‘Brothers and Sisters’ – Bishop Vincent’s Homily from 15 September 2019

19 September 2019
Bishop Vincent Long OFM Conv. Image: Diocese of Parramatta.

 

Most Reverend Vincent Long Van Nguyen OFM Conv DD STL, Bishop of Parramatta

Homily for the 24th Sunday in Ordinary Time Year C 2019

Readings: Ex 32:7-14; 1Tim 1:12-17; Luke 15:1-10

15 September 2019

 

Everyone matters in God’s eyes

 

 

Brothers and sisters,

It is said that how a society treats its most vulnerable – whether the unborn, the infirm, the elderly, the people seeking asylum, the socially and economically disadvantaged – is always the measure of its humanity and civility. This is even more so during the time of increasing inequality, economic downturn and global uncertainty.

Australia prides itself on being such a society. We have long treasured our tradition of “a fair go”. We cherish the notion that we are all equal and we have a common footing. These days, however, that deeply cherished sense of a fair go has been steadily eroded and we are facing a real danger of becoming a less inclusive society. Fear has turned fellow human beings into enemies.

The Word of God this Sunday calls us to reverse this trend by caring for the weak and to creating a community where the common good is at the heart of its agenda. The message of love, mercy and compassion within God’s vision of communion, solidarity and distributive justice is set against the ruthless, competitive, inhumane, survival of the fittest mindset of the world.

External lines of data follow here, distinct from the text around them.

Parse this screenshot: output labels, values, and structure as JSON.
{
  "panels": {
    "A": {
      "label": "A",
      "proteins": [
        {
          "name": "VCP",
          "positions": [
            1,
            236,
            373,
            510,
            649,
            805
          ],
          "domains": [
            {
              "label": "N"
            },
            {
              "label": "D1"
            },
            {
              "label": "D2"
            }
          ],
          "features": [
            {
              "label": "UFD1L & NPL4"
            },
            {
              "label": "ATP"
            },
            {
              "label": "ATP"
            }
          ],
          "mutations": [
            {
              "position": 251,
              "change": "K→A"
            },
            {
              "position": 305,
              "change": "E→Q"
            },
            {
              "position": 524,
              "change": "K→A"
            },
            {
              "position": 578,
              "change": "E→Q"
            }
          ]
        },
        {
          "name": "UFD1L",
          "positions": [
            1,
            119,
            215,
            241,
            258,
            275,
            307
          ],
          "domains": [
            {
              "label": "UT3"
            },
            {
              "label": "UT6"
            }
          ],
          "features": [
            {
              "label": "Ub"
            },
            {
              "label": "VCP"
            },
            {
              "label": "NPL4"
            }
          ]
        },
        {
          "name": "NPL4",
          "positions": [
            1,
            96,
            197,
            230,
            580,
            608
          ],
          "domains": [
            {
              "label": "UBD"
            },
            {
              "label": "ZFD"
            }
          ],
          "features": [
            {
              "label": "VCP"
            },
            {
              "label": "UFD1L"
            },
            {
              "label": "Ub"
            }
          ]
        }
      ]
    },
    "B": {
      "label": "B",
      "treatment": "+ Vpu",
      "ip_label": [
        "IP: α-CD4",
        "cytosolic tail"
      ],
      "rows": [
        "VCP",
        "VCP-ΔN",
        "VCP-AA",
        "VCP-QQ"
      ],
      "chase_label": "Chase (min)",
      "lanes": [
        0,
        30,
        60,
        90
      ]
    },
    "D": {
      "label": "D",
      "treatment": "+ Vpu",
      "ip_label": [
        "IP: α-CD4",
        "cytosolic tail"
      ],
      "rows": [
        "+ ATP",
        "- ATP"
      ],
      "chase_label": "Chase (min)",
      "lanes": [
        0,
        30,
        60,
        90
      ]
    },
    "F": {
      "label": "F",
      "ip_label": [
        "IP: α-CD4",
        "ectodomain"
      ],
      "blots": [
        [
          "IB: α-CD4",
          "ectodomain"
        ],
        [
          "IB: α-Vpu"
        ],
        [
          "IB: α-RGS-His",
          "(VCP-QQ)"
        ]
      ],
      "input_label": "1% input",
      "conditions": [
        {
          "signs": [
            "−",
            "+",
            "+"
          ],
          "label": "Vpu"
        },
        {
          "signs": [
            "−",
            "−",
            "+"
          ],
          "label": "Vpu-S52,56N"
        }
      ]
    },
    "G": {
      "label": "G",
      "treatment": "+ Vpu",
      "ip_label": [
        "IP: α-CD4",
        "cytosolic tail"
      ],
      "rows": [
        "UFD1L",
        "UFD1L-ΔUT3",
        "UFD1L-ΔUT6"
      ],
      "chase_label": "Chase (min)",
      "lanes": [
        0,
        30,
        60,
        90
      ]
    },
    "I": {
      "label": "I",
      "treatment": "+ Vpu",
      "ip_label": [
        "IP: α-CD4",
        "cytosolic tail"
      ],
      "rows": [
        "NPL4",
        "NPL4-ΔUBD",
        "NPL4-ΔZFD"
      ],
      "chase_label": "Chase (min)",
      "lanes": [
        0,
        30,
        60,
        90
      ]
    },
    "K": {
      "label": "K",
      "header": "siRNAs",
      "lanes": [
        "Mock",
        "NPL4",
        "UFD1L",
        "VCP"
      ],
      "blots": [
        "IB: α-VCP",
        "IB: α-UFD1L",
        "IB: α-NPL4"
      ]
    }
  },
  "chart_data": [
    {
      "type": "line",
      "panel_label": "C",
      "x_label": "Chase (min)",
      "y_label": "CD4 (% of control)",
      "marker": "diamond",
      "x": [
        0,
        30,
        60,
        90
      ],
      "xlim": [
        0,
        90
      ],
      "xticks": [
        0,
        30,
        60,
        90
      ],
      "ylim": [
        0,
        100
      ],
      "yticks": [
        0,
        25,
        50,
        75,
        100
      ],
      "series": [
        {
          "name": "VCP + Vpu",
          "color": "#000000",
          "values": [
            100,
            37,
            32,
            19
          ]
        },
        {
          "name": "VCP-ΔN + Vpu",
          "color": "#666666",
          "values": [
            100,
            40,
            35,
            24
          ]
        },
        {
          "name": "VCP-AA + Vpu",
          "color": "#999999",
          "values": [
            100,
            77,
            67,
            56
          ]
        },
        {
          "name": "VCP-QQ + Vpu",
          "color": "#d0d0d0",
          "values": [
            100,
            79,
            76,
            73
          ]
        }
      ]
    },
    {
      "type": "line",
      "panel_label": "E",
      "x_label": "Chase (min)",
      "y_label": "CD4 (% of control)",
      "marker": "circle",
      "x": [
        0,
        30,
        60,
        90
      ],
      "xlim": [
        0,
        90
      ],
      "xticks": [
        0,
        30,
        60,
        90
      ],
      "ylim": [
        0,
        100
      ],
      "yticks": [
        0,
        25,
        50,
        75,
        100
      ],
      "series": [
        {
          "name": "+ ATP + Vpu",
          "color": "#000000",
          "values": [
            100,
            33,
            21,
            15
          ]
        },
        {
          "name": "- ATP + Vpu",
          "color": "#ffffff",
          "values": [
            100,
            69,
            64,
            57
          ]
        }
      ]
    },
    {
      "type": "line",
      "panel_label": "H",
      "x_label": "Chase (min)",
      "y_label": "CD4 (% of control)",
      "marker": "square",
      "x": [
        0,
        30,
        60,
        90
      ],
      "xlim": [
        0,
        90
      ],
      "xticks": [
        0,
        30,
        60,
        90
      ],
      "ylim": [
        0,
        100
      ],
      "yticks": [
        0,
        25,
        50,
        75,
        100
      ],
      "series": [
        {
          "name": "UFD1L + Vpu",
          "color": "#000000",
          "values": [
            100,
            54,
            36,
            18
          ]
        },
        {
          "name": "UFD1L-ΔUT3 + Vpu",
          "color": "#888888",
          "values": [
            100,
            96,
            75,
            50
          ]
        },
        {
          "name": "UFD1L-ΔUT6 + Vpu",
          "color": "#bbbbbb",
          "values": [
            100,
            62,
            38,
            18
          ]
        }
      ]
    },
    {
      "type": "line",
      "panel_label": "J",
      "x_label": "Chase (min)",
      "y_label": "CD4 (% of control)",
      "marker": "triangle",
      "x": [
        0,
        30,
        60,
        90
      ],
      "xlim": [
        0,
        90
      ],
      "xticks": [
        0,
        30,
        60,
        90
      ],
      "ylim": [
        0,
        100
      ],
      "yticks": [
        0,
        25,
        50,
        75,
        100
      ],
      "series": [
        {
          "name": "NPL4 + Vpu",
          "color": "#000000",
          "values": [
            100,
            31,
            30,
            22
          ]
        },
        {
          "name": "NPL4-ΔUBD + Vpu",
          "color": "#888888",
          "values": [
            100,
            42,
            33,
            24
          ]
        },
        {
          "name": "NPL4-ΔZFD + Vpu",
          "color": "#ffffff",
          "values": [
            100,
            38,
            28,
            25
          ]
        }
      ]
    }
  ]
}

We are challenged to stretch the limits of our capacity to love in the way that mirrors the boundless mercy of God himself. Only by living and witnessing to the message of love, mercy and compassion can we be the authentic disciples of Jesus and the voice of conscience for our society.

In the first reading, we hear the message of God’s mercy in the story of the golden calf. The Israelites made an image of idol because they had tired of waiting for Moses who was on the mountain to receive the tablets of the law. What follows is a threat of punishment and a revelation of God’s compassion. Moses pleaded for his people and God relented. Yahweh reveals to be a God who in spite of Israel’s sinfulness, wishes to be merciful rather than hard-hearted. God has a strong familial bond with the people of Israel and is prepared to see beyond human frailty.

We have in Exodus the early evidence that God’s true character is not that of the smiter but is the one we have met face to face in Jesus Christ, the one in whom God became ultimately vulnerable, in whom God’s love overwhelmed God’s justice. God is a lover, not a destroyer.

The Gospel reading further expands the parameters of divine pathos. If in the Old Testament, we see glimpses of the magnanimity with which God acts against the background of primitive human morality, his self-disclosure in Jesus is even more decisive and groundbreaking. Here in his humanity, God breaks our narrow confines and stereotypes. He challenges the status quo that favours the privileged and calls us to a new way of seeing, judging and acting in respect of the marginalised and the vulnerable.

The Parable of the Lost Sheep and the Lost Coin is essentially about counting. In The Sound of Music, Maria the nun-nanny often counts the number of the von Trapp children after a day out to ensure that everyone is accounted for. The parable that Jesus tells today carries a similar message. In God’s maternal love, he does not rest until everyone has been accounted for.

Pope Francis has put this message at the centre of his agenda. The Church for him is not a museum for saints or an enclosure for the virtuous but a field hospital for the wounded. It is this radical embrace of the vulnerable that is so powerfully shown by him at places like refugee camps, prisons, slumps and hospitals. It is this unashamed solidarity with people at the margins, that made him the object of criticism even inside the Church.

Jesus, too, was criticised for welcoming tax collectors and sinners. Perhaps that is the cost of love we must not shy from. We are called to practice an ethic of concern, care, support for one another so no one is excluded from the table or left behind; we are challenged to be a community of hospitality, compassion and inclusion, which is an alternative to the populist politics of individual prosperity, security and self-interest at the expense of the poor and those on Struggle Street.

Dear friends,

The world operates out of merit based system that disadvantages the needy and discards the outsiders. God calls us to be people who care for the vulnerable and the common good. The Kingdom ethic of Jesus prods at our sense of entitlement and challenges the harsh calculus of our political system.

Let us live by this Kingdom ethic and put into action a new paradigm of shared humanity, equality, inclusion and human flourishing. May we as the body of Christ learn to be the conduit of mercy, the sign of hope and the voice of conscience for our society.